Sure, that will work, and there are lots of other options too. The best depends on your particular needs.
The three most suitable protocols to choose from are:
- SSH - great for interactive work where you type commands and look at the output. Overkill for a file transfer script but it includes a simpler protocol called SFTP which is more suitable. Very well supported and easy to setup outside of Windows. Bit trickier on Windows.
- FTP - specifically designed for file transfer over a network. Very well supported and easy to setup outside of Windows. Bit trickier on Windows.

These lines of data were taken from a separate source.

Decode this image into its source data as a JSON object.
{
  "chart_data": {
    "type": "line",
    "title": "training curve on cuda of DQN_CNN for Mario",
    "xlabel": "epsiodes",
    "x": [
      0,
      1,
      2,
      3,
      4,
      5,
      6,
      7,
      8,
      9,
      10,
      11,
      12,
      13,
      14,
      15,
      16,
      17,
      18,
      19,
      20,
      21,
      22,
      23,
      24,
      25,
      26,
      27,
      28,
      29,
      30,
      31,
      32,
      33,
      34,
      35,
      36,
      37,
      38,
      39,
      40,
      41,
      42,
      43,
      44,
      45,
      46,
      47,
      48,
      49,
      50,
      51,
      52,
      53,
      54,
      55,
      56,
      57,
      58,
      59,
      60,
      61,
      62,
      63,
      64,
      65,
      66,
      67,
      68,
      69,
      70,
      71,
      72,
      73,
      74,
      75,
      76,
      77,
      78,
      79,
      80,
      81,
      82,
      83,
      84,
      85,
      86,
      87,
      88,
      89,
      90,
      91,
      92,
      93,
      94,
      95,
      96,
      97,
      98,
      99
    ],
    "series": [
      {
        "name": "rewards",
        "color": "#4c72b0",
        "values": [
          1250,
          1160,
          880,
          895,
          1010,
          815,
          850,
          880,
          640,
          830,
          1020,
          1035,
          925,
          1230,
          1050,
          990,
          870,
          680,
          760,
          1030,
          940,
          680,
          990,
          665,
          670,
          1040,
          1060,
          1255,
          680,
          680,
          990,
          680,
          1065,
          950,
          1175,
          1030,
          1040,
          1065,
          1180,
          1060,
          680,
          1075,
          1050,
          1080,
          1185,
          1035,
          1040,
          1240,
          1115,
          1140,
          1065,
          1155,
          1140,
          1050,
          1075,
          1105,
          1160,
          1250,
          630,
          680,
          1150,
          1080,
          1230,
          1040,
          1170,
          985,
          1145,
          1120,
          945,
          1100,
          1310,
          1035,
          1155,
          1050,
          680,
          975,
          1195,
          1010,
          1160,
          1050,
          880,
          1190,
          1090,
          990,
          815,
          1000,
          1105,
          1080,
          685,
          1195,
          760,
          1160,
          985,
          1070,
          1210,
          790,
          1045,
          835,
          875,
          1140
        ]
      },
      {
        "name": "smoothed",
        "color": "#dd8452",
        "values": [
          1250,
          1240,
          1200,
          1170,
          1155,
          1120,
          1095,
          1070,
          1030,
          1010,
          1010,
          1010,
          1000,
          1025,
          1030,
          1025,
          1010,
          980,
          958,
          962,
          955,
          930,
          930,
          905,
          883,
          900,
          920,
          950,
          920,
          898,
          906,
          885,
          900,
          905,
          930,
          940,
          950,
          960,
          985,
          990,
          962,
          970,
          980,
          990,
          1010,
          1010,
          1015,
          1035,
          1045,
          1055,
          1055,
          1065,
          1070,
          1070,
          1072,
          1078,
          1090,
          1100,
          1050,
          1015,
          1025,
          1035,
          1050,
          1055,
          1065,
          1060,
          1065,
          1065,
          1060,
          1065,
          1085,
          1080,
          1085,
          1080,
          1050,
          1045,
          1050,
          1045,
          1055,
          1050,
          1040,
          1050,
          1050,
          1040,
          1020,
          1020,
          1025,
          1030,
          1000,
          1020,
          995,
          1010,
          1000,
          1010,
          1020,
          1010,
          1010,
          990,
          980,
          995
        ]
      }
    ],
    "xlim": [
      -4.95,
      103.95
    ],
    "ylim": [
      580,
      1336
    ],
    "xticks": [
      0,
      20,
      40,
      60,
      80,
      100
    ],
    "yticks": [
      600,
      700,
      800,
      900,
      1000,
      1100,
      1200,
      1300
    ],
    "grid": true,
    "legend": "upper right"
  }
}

- SMB - specifically designed to share files with Windows. Native support on Windows and not too bad elsewhere.
Then, given these are all Client-Server protocols, you have two directions to chose from:
- Windows server, Pi client - means you need to install and configure a server on Windows, which is usually a bit trickier. But means all the action initiation (the script) can happen on the Pi.
- Pi server, Windows client - the Pi already has the servers, so means the client install/config is easier on Windows. But means you need to initiate the action on the Windows machine, which you may not want to do.

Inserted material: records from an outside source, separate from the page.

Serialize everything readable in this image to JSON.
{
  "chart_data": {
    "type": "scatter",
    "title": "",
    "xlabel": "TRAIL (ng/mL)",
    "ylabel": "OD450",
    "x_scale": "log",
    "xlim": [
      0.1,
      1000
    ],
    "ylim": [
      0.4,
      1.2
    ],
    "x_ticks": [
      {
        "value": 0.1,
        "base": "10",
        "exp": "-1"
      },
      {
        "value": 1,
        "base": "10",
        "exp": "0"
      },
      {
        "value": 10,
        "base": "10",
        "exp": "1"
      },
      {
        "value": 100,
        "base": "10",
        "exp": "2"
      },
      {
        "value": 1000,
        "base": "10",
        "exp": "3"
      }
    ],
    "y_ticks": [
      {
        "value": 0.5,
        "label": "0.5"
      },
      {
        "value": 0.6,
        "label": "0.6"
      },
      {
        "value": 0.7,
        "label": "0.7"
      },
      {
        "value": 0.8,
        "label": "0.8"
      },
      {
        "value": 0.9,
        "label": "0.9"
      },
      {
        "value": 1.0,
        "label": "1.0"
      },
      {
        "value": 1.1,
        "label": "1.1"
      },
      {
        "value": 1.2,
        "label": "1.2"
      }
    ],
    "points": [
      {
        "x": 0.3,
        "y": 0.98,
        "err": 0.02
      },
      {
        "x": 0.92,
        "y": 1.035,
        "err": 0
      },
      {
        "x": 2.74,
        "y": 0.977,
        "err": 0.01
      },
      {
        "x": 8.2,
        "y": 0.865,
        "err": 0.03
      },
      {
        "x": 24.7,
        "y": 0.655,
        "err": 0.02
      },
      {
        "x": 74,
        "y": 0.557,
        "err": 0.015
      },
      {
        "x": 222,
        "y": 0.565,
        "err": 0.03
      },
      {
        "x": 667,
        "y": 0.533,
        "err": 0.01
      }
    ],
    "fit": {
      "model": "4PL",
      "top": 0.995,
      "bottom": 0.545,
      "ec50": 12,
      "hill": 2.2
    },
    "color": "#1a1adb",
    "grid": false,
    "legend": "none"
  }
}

Finally, you need the script. Assuming the Pi is the client, there's really no need for Python. But you can use it if you like. There are two main options:
- Wrap the built-in Pi's clients (eg. ssh, sftp, ftp, samba) in your favourite scripting language.
- Use a library written for your favourite scripting language (eg. for Python: pysftp, paramiko, ftplib, pysmb)

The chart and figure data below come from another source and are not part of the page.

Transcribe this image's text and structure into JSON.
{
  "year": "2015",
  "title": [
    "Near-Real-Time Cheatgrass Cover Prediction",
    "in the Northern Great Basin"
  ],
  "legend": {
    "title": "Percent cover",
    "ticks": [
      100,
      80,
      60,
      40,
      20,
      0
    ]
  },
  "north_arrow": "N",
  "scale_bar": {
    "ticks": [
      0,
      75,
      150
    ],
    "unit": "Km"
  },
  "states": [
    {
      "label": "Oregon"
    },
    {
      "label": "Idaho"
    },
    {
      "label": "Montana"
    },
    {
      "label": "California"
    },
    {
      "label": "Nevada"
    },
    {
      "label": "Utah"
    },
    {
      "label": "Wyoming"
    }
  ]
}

Depending on your particular requirements, option 1 is probably the easiest if you're running a native script on the Pi and option 2 if you want to use Python. Here's what it might look like as a native expect
script:
#!/usr/bin/expect
export PW="your_ssh_password"
expect -c 'spawn sftp your_ssh_username@windows.ip.address;
expect "*Password: ";
send "$env(PW)\r";
expect "sftp>";
send "cd /Users/user \r";
expect "sftp>";
send "get file.txt \r";
expect "sftp>";
send "bye \r"'
or as a Python script, using pysftp:
import pysftp
cnopts = pysftp.CnOpts()
cnopts.hostkeys = None
# Make connection to sFTP
with pysftp.Connection(windows.ip.address,
username=your_ssh_username,
password=your_ssh_password,
cnopts = cnopts
) as sftp:
sftp.get('/Users/user/file.txt', '/local/path/file.txt')
print(file) ## None
sftp.close()
Plenty of options to streamline this depending on your needs. See how you go and feel free to ask a more specific question.